Le scoutisme apporte aux sourds, outre sa pédagogie propre, un contexte éducatif : d’une part, la continuité tout au long de l’année, avec réunions, sorties, camps ; et, d’autre part, des contacts périodiques avec des jeunes entendants permettant de limiter l’isolement des jeunes handicapés.
Lancées à titre expérimental en 1934, ces activités ont vite connu le succès. En 1954, elles concernent tous les âges représentés à l’Institut et sont encadrées par des responsables bénévoles qui, au contact des jeunes, apprennent la langue des signes.
Une association dédiée
D’abord, cette animation reste de type classique. J’apporte une aide financière et logistique et recrute quelques camarades pour participer à l’animation ou devenir donateurs. Mais, assez vite, nous rencontrons un besoin né de nouvelles exigences administratives : l’encadrement doit être assuré par des animateurs homologués par des diplômes d’État, or les sourds n’y ont pas accès car les examens ne tiennent pas compte de leur handicap.
D’où l’idée de former de jeunes cadres en utilisant la langue des signes et d’élargir nos propositions d’activités à tous les intéressés, sourds et entendants.
Cette idée se concrétise essentiellement grâce à la Société centrale d’éducation et d’assistance pour les sourds-muets en France, association « loi de 1901 » née quelques décennies avant la loi. Les membres de son Conseil d’administration, pour la plupart enseignants à l’INJS, adoptent notre projet.
En 1964, nous créons l’association « Loisirs éducatifs de jeunes sourds », qui se fixe deux objectifs : d’une part, mettre en place des stages de formation « mixtes » recevant des candidats animateurs sourds à côté d’entendants, donc utilisant la langue des signes comme moyen de communication ; d’autre part, créer un centre de rencontres pouvant accueillir des séjours d’enfants, des stages et des réunions de tous types.
Coéducation
Dans les deux cas, la solution choisie est celle de la coéducation des sourds et des entendants. Ce terme est important car il faut éviter de favoriser la communautarisation de jeunes n’utilisant que la langue des signes pour communiquer entre eux.

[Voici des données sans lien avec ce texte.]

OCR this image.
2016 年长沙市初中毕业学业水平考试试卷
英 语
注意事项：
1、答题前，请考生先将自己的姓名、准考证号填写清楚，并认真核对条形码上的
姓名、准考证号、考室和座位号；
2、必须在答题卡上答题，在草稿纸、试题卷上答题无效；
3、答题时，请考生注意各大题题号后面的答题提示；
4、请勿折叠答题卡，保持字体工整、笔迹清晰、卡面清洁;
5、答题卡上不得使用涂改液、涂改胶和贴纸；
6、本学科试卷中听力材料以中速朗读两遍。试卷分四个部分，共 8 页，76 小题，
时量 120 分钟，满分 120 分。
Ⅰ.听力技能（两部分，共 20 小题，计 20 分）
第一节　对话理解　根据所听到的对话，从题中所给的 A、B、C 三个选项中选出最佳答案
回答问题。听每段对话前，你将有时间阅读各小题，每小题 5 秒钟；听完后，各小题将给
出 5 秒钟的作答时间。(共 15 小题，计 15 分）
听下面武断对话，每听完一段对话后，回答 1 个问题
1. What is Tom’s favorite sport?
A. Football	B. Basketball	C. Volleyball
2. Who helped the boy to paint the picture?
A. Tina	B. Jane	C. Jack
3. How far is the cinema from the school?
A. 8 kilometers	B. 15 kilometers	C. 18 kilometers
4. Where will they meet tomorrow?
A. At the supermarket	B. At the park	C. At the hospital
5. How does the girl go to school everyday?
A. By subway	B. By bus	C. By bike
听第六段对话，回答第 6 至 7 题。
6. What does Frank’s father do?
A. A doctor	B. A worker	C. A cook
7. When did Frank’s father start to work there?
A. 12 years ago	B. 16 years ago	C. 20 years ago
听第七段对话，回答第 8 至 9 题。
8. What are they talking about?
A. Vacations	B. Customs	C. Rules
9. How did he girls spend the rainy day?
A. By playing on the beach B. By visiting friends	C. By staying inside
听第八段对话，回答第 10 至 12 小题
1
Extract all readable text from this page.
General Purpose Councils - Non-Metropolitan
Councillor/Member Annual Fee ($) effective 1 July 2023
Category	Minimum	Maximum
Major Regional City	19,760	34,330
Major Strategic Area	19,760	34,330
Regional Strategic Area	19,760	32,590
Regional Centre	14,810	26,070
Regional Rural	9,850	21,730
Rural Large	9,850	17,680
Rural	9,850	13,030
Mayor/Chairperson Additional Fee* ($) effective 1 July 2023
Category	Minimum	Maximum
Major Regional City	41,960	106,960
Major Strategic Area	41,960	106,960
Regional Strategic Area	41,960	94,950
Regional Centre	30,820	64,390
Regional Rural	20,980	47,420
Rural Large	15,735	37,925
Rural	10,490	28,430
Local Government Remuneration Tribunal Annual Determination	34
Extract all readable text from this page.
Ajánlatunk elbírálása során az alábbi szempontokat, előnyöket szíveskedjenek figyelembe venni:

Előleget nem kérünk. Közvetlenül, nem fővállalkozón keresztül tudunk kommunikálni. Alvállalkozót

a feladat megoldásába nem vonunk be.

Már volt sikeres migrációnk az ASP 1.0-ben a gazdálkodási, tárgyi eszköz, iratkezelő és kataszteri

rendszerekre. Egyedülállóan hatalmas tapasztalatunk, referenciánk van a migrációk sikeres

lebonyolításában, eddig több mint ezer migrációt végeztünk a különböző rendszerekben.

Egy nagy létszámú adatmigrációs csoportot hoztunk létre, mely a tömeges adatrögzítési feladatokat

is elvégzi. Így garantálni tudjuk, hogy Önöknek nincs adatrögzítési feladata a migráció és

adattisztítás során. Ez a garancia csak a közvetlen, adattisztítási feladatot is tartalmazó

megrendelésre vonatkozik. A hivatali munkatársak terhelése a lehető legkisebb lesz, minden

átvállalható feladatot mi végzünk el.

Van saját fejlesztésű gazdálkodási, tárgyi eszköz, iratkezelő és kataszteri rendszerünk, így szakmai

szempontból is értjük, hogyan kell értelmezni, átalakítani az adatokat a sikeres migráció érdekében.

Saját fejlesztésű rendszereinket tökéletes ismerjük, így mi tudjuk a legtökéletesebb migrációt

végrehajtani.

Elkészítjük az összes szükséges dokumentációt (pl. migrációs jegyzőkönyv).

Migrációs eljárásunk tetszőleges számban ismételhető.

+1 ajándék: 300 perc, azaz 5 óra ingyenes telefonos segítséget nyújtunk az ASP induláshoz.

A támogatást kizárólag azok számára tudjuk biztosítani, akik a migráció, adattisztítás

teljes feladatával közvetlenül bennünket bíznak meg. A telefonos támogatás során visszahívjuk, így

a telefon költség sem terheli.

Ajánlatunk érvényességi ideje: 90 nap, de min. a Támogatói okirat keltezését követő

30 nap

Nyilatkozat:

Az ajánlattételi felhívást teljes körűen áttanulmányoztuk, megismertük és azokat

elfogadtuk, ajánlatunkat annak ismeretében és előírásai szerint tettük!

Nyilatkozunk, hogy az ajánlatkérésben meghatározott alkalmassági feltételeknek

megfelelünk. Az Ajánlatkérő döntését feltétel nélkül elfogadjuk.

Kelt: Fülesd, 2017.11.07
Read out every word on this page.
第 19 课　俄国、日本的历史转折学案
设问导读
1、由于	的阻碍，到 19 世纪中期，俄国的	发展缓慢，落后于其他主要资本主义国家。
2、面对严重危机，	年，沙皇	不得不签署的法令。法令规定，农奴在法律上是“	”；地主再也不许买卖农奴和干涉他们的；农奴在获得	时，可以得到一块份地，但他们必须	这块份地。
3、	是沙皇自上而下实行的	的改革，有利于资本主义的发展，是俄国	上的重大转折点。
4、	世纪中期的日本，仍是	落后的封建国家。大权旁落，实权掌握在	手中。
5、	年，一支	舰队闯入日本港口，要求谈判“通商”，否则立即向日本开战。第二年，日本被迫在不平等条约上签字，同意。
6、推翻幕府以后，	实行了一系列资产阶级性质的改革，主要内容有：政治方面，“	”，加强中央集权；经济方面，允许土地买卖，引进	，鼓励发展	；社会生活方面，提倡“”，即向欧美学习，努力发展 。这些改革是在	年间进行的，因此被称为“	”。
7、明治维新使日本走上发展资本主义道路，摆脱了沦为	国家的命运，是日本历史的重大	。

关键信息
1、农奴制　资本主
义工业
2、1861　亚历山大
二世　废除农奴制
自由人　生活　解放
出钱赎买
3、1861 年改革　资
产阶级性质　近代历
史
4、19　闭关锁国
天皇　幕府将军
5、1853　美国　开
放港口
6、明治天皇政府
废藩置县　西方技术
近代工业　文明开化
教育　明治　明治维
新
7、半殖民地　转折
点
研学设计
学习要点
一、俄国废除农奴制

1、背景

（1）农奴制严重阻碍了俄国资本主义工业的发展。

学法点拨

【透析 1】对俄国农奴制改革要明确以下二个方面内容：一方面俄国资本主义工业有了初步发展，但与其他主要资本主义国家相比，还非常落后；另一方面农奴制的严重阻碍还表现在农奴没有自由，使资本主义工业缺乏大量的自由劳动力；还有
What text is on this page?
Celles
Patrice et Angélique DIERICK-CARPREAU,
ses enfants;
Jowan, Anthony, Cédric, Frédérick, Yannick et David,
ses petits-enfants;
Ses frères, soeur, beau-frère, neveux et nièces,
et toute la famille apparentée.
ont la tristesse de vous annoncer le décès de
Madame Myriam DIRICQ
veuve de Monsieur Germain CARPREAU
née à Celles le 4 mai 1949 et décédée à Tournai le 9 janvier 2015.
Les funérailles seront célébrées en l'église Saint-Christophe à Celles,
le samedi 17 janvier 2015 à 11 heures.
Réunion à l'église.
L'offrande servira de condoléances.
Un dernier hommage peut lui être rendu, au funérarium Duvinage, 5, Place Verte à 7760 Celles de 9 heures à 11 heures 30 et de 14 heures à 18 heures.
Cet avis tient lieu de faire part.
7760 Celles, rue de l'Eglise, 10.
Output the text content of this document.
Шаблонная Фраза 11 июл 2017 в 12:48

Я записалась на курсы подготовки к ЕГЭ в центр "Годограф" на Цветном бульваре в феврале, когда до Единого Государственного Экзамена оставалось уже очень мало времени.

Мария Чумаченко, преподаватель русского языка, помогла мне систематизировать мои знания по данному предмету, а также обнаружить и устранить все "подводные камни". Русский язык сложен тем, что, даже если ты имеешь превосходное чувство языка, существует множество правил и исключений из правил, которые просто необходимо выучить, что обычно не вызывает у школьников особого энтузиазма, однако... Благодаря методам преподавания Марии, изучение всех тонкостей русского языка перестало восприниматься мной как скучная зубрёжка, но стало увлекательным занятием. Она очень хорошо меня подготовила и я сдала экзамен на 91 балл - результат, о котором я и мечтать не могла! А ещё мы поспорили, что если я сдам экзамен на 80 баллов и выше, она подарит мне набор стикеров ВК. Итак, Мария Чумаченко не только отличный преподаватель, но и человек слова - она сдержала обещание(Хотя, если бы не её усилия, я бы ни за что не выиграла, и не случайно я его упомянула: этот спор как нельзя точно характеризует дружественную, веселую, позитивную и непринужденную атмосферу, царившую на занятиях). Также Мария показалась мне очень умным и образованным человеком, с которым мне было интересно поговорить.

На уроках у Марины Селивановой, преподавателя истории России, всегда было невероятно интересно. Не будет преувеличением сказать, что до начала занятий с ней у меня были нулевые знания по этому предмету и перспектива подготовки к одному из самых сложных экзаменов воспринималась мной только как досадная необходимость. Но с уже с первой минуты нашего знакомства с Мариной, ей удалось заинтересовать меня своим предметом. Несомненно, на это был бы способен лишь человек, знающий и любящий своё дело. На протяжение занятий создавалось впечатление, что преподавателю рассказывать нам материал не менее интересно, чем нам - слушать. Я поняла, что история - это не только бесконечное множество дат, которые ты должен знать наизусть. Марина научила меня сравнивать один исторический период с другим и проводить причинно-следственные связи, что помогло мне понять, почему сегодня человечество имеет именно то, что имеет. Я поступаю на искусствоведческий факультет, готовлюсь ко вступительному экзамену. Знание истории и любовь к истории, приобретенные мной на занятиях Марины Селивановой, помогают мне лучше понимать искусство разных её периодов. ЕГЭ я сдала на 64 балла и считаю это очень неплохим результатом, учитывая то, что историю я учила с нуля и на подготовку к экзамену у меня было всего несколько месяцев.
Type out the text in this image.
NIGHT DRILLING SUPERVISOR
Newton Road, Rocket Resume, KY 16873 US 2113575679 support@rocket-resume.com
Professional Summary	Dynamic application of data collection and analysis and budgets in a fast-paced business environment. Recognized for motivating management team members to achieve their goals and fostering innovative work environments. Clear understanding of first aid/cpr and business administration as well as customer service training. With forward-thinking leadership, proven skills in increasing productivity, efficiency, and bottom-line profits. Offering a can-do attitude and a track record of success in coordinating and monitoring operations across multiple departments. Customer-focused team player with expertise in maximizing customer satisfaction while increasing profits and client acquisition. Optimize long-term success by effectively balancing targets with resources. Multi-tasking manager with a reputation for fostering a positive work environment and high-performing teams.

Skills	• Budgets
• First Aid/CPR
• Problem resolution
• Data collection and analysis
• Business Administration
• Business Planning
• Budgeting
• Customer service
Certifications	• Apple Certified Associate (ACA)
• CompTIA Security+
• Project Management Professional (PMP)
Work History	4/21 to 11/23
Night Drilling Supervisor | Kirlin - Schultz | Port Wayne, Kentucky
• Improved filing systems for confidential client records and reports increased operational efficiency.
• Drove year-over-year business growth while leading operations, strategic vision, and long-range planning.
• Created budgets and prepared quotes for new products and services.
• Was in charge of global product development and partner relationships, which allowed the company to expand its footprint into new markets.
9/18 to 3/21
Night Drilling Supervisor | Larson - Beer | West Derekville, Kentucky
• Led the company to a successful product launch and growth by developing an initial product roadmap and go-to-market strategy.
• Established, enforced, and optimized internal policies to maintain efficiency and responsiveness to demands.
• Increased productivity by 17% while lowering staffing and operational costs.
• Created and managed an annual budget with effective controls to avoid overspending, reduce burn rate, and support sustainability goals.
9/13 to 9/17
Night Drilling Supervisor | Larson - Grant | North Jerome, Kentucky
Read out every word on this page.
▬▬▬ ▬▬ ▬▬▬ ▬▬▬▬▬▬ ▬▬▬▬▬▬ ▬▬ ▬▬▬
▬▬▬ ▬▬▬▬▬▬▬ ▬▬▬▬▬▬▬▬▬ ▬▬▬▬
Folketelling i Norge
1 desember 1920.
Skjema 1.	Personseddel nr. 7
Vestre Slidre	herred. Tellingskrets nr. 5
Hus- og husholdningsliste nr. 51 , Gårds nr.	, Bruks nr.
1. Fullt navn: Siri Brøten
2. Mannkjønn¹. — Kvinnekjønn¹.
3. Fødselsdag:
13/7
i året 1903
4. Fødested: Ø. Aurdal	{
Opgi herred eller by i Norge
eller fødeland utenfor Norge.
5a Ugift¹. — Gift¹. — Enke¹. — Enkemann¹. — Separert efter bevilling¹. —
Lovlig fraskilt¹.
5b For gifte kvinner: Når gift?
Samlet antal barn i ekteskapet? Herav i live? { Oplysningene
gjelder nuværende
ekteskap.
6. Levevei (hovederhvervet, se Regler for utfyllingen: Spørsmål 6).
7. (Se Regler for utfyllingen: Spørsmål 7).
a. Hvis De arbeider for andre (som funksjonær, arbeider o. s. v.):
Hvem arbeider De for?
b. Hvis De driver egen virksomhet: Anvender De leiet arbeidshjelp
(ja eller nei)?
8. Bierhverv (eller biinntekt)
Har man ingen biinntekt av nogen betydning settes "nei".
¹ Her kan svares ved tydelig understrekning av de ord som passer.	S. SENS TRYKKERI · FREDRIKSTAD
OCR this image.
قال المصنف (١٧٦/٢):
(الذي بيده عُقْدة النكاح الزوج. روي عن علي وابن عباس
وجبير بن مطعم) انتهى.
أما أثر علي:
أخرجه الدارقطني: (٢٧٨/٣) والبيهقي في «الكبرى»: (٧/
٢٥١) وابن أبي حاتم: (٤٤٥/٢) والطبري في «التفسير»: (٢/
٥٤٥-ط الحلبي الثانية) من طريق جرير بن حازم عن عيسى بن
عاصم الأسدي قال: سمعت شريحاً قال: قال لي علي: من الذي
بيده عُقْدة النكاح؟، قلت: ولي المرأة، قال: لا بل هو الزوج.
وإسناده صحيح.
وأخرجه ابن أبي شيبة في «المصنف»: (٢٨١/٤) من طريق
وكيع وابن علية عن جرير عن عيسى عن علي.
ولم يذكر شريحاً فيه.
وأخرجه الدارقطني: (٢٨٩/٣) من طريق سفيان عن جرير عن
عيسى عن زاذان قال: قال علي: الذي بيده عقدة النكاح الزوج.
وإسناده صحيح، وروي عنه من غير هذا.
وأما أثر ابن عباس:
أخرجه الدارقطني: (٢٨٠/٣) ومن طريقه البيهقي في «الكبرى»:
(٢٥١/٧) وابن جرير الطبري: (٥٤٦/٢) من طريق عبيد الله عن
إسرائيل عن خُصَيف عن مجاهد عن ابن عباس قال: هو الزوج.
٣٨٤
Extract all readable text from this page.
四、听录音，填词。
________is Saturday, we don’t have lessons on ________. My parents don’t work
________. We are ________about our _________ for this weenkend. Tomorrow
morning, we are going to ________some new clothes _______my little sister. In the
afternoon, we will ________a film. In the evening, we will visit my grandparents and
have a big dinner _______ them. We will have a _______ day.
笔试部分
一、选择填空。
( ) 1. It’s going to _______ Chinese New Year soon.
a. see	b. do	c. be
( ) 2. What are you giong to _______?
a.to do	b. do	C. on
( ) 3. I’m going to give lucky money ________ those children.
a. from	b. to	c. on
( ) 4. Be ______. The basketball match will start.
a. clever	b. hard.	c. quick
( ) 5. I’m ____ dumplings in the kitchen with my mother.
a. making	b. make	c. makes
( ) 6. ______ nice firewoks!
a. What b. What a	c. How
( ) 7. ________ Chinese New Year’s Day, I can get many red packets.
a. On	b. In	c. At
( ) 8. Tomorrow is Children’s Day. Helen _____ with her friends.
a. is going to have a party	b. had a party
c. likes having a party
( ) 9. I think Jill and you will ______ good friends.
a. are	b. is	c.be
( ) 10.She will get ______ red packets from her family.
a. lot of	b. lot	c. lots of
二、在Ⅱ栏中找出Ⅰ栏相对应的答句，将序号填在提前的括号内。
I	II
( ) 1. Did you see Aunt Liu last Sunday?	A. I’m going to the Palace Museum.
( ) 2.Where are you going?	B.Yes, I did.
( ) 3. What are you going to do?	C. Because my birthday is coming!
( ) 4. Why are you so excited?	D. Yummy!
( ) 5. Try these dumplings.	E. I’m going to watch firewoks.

Les deux objectifs sont atteints assez rapidement.
Notre association, habilitée à délivrer des diplômes officiels attestant la formation de nos animateurs, est également agréée comme association d’éducation populaire, ce qui lui permet de recevoir des subventions pour la réalisation du centre de rencontres.
Un parcours de quarante ans
Commence alors un parcours de quarante ans. Les deux objectifs seront atteints, essentiellement par la mise en place d’équipes tout aussi bénévoles que passionnées. Les stages de formation d’animateurs utilisant la langue des signes connaîtront un vif succès : agréés par l’État au titre du BAFA, ils permettront à de jeunes sourds de disposer d’un diplôme très utile dans leur parcours professionnel.
“ Éviter de favoriser la communautarisation de jeunes n’utilisant que la langue des signes ”
Le centre de rencontres sera installé dans une vieille ferme de la Creuse, progressivement aménagée par une série de chantiers successifs, correctement subventionnés, qui permettront d’en porter la capacité d’accueil à une soixantaine de personnes.
Actuellement, le stage existe toujours. Le relais a été assuré par l’association des Éclaireuses & Éclaireurs de France qui forme annuellement quelques dizaines de jeunes. Le centre de rencontres a fermé en 2004, victime du désengagement progressif de l’État mais aussi de contraintes administratives.
Engagement et bénévolat
Tout au long de ces années, mon engagement a été totalement bénévole, à côté de ma vie familiale et professionnelle. Le bénévolat n’est pas assimilable à de la charité, chrétienne ou autre, il ne se limite pas à un apport à autrui.
C’est un enrichissement en soi, par la conduite de projets choisis délibérément, en coopération avec des équipes appelées à assurer les relais. Nombreux sont, parmi les jeunes que nous avons rencontrés, animés et formés, ceux qui, eux-mêmes, ont choisi de s’intéresser à la vie associative du secteur.
Il n’est pas désagréable de s’attribuer une certaine utilité.